Ingredients
- 2 tablespoons olive oil
- 1 medium yellow onion, diced
- 2 (28 oz) cans crushed tomatoes
- 1 (6 oz) can tomato paste
- 6 cloves garlic, minced or pressed into the sauce in the slow cooker
- 2 whole bay leaves
- 1 tablespoon dried basil
- ½ tablespoon dried oregano
- 1 tablespoon brown sugar (or maple sugar or mild honey)
- 1 tablespoon balsamic vinegar
- ½ teaspoon red pepper flakes
- ½ cup water
- A few grinds of black pepper
- 1 tablespoon tamari sauce (or 1 teaspoon kosher salt)
Directions
1. Heat the oil over low heat in a skillet. Add the onion. Cook, stirring occasionally, until the onion has softened but has not yet started to brown. This will take about 10 minutes.
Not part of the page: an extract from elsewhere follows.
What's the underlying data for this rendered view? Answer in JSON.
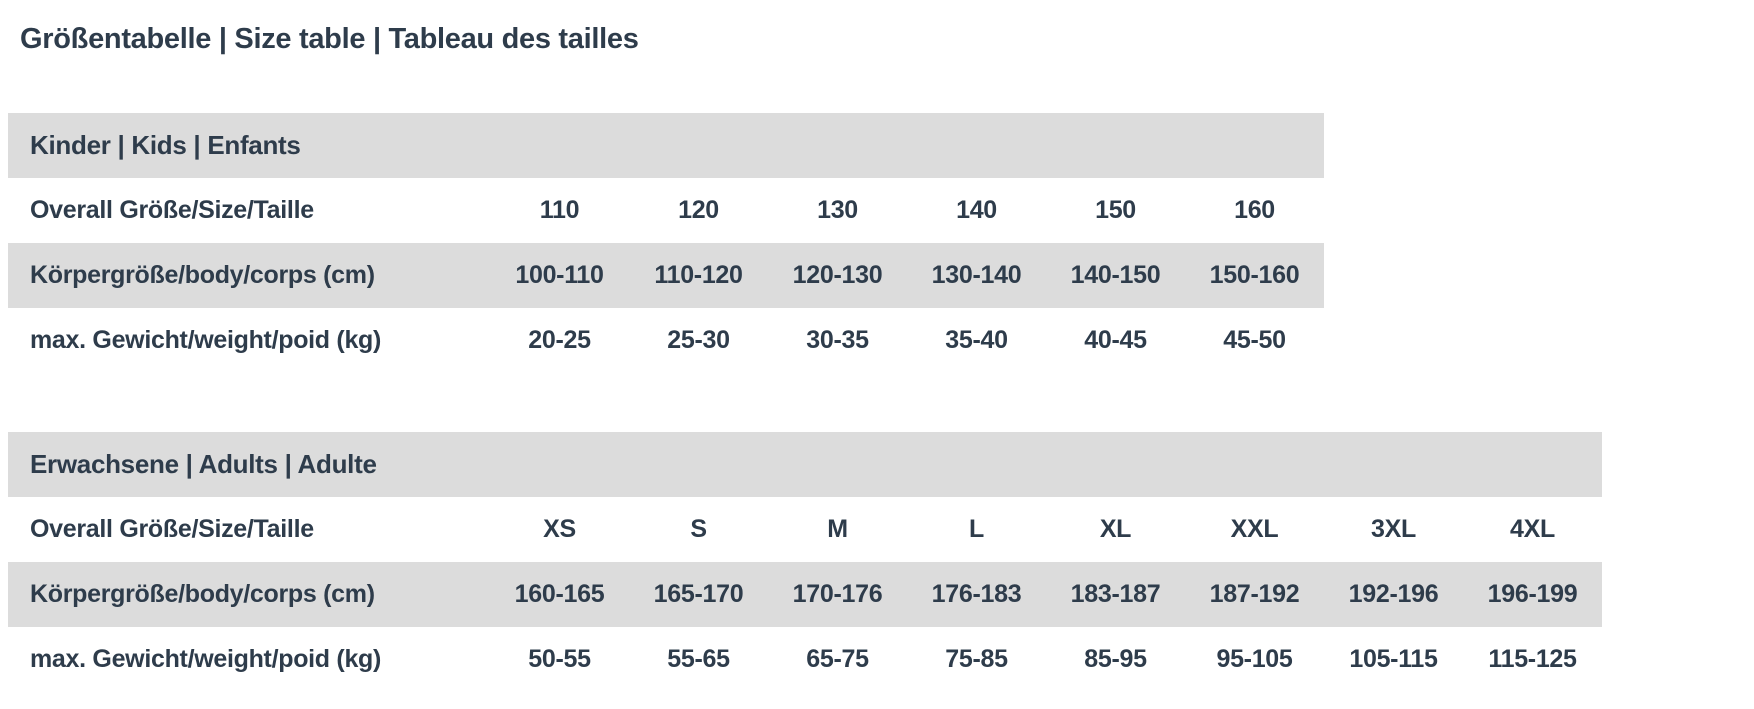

Onion just starting to cook
Onion softened and ready to go into the slow cooker
2. Put the onion with the oil into the slow cooker. Add all of the other ingredients except the tamari sauce.
3. Stir all of the ingredients together; cover and cook on low for 8 hours.
Cooking away
4. Stir, remove the bay leaves and taste for seasoning. Add the tamari sauce (or Kosher salt) if desired.
After using some of the sauce on the first night, I refrigerated the leftover sauce. The next day I put it in wide-mouth pint size jars to freeze it.
The jars I used have lines that shows how much to fill them for freezing. Below, you can see where I marked the line with black so it would be more visible in the photo.
Each pint jar holds about 1 1/2 cups, about 13.3 ounces. I put the 3/4 cup of sauce that was leftover in a Ziploc bag.